Tecidos do futuro são, também, sustentáveis

Tecidos inteligentes não são apenas os que usam sensores para regular temperatura ou que exibem notificações de um smartphone. Muitas vezes, a tecnologia está nas soluções para sustentabilidade da trama. O músico Pharrell Williams, famoso pelo hit “Happy”, investiu nesse filão e abriu a empresa Bionic Yarm, cujo objetivo é transformar plástico em matéria-prima de um novo produto que possa ser manipulado para produzir roupas, mochilas e até velas e barco.

Até agora, a companhia já conseguiu aproveitar mais de 7 milhões de garrafas retiradas do oceano e fechou parceria com a famosa marca holandesa G-Star RAW.

Jaqueta inteligente.
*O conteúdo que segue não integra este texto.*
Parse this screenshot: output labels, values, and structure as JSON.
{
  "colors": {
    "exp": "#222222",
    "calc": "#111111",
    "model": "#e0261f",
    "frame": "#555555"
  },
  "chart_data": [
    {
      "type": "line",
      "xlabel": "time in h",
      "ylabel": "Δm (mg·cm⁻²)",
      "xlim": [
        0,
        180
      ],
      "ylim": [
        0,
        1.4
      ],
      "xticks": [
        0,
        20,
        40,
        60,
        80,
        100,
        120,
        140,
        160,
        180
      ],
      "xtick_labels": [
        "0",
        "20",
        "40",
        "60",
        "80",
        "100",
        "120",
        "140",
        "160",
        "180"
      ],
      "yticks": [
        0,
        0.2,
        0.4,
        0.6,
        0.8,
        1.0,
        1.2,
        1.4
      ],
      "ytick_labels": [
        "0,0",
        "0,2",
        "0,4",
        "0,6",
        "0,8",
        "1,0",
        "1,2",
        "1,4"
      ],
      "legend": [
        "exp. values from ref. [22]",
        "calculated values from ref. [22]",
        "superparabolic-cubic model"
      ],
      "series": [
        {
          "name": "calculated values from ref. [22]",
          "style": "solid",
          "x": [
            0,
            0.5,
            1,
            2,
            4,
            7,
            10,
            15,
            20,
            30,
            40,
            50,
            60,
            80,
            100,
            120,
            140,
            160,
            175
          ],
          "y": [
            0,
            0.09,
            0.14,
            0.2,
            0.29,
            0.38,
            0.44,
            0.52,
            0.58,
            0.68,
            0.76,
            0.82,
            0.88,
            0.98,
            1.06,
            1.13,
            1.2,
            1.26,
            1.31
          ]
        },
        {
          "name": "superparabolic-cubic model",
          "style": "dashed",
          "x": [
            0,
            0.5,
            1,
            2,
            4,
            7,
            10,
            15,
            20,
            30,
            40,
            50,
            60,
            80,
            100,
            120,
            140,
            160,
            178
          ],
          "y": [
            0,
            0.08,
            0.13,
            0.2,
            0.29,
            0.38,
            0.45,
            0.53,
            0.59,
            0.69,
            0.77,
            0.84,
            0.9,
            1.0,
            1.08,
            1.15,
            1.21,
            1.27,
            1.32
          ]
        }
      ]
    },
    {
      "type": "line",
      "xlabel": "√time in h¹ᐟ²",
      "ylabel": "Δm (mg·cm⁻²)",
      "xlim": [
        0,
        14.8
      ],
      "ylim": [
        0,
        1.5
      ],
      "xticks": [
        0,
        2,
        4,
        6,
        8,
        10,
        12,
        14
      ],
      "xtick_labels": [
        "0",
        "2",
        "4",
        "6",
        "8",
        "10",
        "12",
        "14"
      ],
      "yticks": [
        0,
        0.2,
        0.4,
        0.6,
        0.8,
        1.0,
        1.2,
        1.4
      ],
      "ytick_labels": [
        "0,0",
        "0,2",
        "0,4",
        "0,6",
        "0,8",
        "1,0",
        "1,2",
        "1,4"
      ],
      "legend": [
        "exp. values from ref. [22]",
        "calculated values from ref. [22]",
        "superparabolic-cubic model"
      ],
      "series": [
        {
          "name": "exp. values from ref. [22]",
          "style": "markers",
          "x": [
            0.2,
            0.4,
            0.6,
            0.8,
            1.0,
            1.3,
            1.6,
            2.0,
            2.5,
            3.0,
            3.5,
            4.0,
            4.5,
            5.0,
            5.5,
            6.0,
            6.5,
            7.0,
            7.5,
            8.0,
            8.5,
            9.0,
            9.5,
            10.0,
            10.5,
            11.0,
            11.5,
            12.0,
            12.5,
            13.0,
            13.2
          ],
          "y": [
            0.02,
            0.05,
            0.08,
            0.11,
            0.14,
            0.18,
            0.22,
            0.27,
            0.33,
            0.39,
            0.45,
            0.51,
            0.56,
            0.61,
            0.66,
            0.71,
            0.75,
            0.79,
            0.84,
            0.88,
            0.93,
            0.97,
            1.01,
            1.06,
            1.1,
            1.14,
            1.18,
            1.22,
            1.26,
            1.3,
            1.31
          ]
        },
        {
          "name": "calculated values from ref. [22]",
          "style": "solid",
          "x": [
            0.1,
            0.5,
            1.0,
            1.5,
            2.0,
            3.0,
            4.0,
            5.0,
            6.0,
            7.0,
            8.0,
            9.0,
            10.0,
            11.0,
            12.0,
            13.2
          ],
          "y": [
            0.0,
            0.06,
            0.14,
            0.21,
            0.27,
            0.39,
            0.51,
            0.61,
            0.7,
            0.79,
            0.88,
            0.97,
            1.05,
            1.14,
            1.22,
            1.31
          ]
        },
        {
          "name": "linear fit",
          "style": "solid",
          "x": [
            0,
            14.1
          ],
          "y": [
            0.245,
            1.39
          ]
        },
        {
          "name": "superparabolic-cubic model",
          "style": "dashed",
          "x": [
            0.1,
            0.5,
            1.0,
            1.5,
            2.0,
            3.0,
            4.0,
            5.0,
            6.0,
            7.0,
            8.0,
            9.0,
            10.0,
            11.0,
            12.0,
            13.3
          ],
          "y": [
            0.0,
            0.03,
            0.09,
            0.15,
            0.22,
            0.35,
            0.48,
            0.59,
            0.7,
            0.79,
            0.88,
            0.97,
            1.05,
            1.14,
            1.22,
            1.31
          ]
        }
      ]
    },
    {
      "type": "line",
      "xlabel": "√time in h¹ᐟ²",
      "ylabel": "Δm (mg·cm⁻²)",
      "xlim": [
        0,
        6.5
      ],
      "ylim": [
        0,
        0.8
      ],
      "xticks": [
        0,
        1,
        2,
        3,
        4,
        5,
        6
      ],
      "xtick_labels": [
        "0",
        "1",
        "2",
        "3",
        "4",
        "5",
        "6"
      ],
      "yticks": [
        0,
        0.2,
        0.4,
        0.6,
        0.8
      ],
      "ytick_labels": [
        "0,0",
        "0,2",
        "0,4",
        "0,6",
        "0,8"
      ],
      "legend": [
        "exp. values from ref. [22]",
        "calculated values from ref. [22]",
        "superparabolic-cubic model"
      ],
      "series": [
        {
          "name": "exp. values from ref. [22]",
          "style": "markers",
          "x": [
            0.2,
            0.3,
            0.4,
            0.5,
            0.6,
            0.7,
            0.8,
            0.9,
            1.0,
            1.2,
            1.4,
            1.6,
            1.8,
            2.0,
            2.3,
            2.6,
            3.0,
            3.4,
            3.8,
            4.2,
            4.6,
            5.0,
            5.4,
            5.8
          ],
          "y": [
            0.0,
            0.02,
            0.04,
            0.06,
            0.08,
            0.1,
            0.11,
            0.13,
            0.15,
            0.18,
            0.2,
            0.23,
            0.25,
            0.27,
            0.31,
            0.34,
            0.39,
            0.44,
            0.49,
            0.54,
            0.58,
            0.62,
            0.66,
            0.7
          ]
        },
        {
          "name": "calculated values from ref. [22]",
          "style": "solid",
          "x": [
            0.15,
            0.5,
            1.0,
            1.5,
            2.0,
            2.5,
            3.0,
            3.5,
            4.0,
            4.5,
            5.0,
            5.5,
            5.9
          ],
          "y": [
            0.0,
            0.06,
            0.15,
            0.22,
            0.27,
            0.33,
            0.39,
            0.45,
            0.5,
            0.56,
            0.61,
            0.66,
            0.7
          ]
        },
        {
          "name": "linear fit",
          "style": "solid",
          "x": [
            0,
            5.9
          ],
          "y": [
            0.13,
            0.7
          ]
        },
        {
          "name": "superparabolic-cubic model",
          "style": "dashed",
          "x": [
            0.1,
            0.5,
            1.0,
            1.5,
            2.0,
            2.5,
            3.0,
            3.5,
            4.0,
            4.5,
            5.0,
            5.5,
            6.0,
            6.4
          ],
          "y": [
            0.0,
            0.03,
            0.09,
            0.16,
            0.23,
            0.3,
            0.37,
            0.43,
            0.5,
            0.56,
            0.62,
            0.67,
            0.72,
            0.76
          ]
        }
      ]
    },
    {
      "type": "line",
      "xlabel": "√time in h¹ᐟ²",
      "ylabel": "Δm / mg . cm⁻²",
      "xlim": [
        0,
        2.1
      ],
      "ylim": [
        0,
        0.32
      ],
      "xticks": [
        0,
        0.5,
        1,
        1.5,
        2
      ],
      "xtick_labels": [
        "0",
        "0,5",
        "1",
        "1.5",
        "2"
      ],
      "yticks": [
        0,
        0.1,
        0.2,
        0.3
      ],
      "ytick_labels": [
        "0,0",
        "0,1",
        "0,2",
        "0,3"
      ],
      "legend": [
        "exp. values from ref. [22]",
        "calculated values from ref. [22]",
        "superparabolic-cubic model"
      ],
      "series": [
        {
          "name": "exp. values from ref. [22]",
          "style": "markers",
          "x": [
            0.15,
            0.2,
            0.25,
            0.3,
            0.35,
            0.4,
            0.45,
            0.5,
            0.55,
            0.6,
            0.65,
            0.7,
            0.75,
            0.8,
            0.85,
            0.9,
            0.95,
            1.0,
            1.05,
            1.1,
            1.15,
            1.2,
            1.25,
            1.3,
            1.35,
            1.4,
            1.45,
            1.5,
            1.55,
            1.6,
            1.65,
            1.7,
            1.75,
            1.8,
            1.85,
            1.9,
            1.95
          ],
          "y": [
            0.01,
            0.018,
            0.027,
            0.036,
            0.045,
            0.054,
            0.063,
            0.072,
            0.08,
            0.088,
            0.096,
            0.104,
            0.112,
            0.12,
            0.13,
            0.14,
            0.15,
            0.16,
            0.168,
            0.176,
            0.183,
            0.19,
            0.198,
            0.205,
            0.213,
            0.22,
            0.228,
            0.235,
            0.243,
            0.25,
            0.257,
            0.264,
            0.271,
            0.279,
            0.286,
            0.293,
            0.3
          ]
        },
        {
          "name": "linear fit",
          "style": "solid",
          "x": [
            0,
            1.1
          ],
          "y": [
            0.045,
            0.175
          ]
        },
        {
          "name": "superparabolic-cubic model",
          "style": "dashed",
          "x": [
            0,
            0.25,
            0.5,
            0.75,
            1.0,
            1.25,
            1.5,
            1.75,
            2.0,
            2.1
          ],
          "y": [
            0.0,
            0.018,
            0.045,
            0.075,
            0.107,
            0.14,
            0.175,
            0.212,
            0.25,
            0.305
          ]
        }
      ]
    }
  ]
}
Crédito: Divulgação/Jacquard

Segundo Tyson Toussant, cofundador da empresa, a estratégia é usar a beleza e a qualidade “cool” das roupas da Bionic Yarm como “cavalo de Troia” para levar conscientização ambiental às massas. “A tecelagem do plástico do oceano em denim é uma maneira clandestina de fazer com que os consumidores assumam alguma responsabilidade ambiental sem sacrificar o estilo”, afirmou Toussant em entrevista à revista Wired.

Hoje, embora todo tipo de plástico seja reutilizável e reciclável, apenas 9% do material produzido no mundo é, de fato reciclado. Um dos destinos do plástico que não é reaproveitado é o oceano – em 2015, entre 4,8 toneladas e 12,7 toneladas tiveram esse fim, segundo estudo conjunto das Universidades da Georgia e de Halifax. Nesse sentido, reusar o material para fazer roupas é um passo no caminho certo.